Center of Mass Find the mass and the center of mass of the lamina enclosed by $x=y-2$ and $x=-y^{2},$ if the mass density is $\rho =\rho (x,y) =x^{2}$.

Center of Mass Find the center of mass of the lamina enclosed by $y=x^{2}$ and $x-2y+1=0,$ if the mass density is $\rho =\rho (x,y) =2x+8y+2$.

Center of Mass Find the center of mass of the homogeneous lamina enclosed by $bx^{2}=a^{2}y$ and $ay=bx$, $a \gt 0, b \gt 0$.

Center of Mass Find the center of mass of the homogeneous lamina enclosed by $y=\ln x,$ the $x$-axis, and the line $x=e^{2}$.

Moment of Inertia The mass density at each point of a circular washer of inner radius $a$ and outer radius $b$ is inversely proportional to the square of the distance from the center.

Moment of Inertia

Show that the center of mass of a rectangular homogeneous lamina lies at the intersection of its diagonals.

A homogeneous lamina is in the shape of the region enclosed by a right triangle of base $b$ and height $h$. Show that its moment of inertia about the base is $\dfrac{1}{6}mh^{2}$, where $m$ is the mass of the lamina. (Hint: Position the triangle so that the base lies on the positive $x$-axis from $(0, 0)$ to ($b, 0$).)

Show that the center of mass of the region enclosed by a triangular homogeneous lamina lies at the point of intersection of its medians. (Hint: Position the triangle so that its vertices are at ($a, 0$), $(b, 0)$, and ($0, c$), where $a \lt 0$, $b \gt 0$, and $c \gt 0$)

Suppose that a homogeneous lamina occupies a region $R$ in the $xy$-plane.
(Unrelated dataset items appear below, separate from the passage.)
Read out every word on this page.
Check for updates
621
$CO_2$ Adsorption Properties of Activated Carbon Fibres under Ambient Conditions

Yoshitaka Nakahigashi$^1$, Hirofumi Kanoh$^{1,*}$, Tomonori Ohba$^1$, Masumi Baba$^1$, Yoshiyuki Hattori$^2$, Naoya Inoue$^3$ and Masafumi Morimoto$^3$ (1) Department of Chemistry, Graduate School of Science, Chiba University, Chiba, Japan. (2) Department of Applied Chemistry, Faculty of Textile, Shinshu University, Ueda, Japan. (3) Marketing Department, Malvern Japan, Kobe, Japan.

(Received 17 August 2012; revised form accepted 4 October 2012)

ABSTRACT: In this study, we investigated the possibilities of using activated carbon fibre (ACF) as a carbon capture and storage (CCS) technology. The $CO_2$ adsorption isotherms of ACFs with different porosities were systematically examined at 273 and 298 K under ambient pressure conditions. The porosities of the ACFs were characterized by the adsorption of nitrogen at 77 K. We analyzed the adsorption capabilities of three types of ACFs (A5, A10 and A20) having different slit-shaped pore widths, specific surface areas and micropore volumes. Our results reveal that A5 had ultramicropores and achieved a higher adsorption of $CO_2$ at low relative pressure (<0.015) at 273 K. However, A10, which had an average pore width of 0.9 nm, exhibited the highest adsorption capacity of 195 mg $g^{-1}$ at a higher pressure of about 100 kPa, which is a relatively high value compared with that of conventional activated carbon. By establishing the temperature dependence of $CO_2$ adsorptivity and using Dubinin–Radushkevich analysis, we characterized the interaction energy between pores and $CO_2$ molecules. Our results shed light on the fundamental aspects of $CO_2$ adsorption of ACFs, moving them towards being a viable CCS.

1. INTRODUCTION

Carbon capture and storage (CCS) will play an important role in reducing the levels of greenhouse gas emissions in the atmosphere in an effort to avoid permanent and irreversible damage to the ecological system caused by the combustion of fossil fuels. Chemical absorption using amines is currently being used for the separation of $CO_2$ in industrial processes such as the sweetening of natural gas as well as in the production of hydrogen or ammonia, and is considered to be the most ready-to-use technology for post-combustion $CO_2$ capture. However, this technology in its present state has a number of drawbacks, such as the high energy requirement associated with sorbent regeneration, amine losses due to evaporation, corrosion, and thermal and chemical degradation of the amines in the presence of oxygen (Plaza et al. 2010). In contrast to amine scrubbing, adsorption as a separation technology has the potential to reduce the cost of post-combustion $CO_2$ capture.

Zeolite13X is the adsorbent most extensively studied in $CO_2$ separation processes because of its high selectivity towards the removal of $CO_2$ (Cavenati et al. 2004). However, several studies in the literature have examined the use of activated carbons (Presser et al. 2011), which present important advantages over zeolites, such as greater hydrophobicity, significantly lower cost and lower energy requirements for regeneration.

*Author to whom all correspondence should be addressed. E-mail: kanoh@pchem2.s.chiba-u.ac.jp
Show that the average value of $f(x, y)=x$ over $R$ is $\bar{x}$, the first coordinate of the center of mass of the lamina. What is the average value of $g(x, y)=y$ over $R$? [Hint: The average value of $f$ over a region $R$ is defined to be the number $\dfrac{1 }{A}\iint\limits_{\kern-3ptR}f(x, y)\,{\it dA}$.]